第1話 転移の恩恵
第一章:三十階の戦国オタク
二〇二六年、東京。
夏の盛りを控えた大手町は、極彩色のガラスで覆われた高層ビル群が吐き出す熱気と、忙しなく行き交うビジネスマンたちの足音に満ちあふれていた。その中心地に堂々とそびえ立つ、東都証券本社ビル。
その三十階、トレーディングフロア。
無数のマルチモニターが並び、緑と赤の数値が秒単位で激しく点滅している。為替、先物、原油、金利、そして日経平均。無機質な数字の濁流が押し寄せるこの場所は、現代日本における最前線の戦場であった。
「……うん、やっぱりここは買いだな」
フロアの片隅、六枚のモニターに囲まれたデスクで、一人の女性がキーボードを叩きながら小さく呟いた。

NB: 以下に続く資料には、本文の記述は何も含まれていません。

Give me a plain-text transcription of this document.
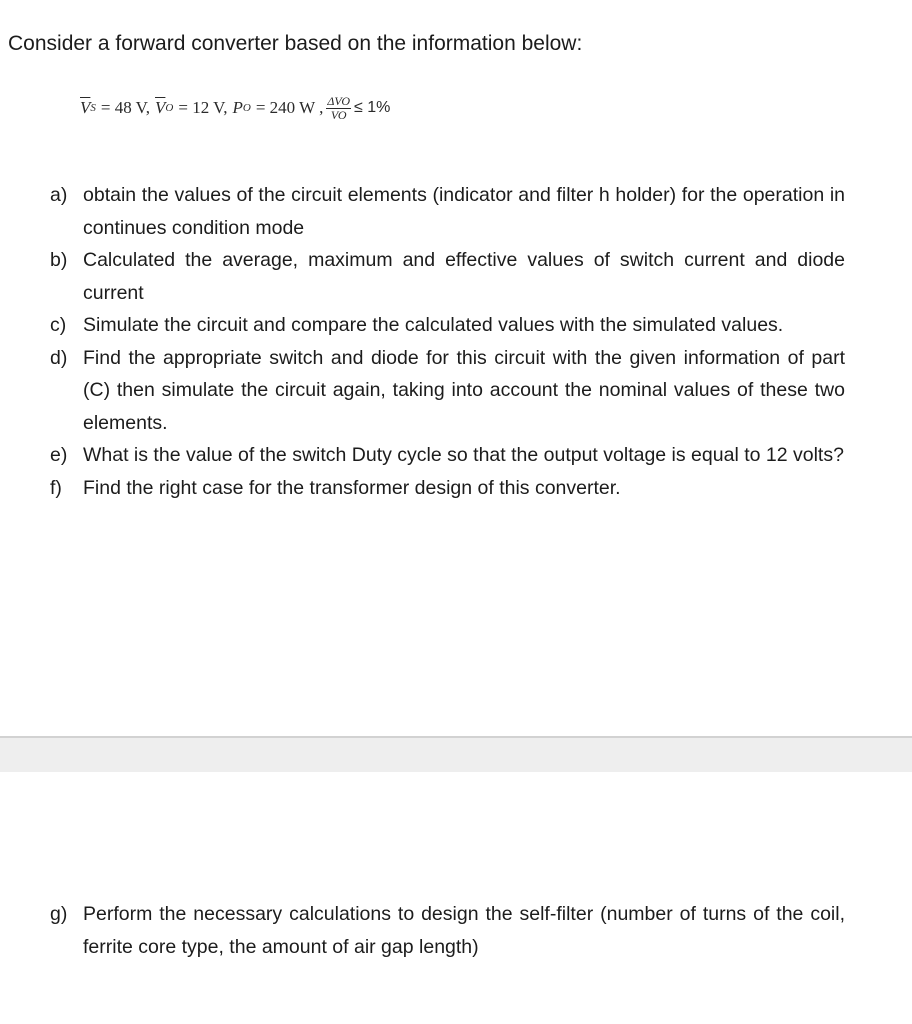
Consider a forward converter based on the information below:
$\overline{V}$ S = 48 V, $\overline{V}$ O = 12 V, P O = 240 W , $\frac{\text{ΔVO}}{VO} \le 1\%$
a) obtain the values of the circuit elements (indicator and filter h holder) for the operation in continues condition mode
b) Calculated the average, maximum and effective values of switch current and diode current
c) Simulate the circuit and compare the calculated values with the simulated values.
d) Find the appropriate switch and diode for this circuit with the given information of part (C) then simulate the circuit again, taking into account the nominal values of these two elements.
e) What is the value of the switch Duty cycle so that the output voltage is equal to 12 volts?
f)	Find the right case for the transformer design of this converter.
g) Perform the necessary calculations to design the self-filter (number of turns of the coil, ferrite core type, the amount of air gap length)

望月梓、二十五歳。東都証券のリサーチ部門に所属するアナリストである。
肩につくほどの黒髪をひとつに束ね、知性的な眼鏡の奥で鋭い瞳を光らせている。彼女の分析能力と市場予測の精度は若手の中でも群を抜いており、社内での評価は高かった。アルゴリズムが弾き出す膨大なデータを独自の着眼点で読み解き、隠れた有望銘柄を発掘する手腕は、上司からも一目置かれている。
だが、同僚たちは知っていた。彼女がただの優秀なアナリストではないことを。
「望月、またやってるのか?」
隣のデスクから、同期の男性社員である佐藤が呆れたような声をかけてきた。梓のサブモニターを覗き込む。そこにはマーケットのチャートではなく、なにやら古風な地図と細かい年表が表示されていた。
「これ? 永禄年間の美濃・尾張周辺の流通経路の推計データだけど」
「仕事中に何やってんだよ……」
「失礼ね。これは昼休みの個人的な研究課題。私の脳内CPUを活性化させるためのウォーミングアップよ」
梓はフッと鼻で笑い、眼鏡のブリッジを押し上げた。
そう、望月梓には、社内でごく一部の人間しか知らないもう一つの顔があった。
――重度の歴史オタク。それも、戦国時代専門の。
織田信長、豊臣秀吉、徳川家康。
いわゆる『三英傑』をはじめとする戦国武将たちの研究は、彼女にとって趣味という生易しい領域を遥かに超えていた。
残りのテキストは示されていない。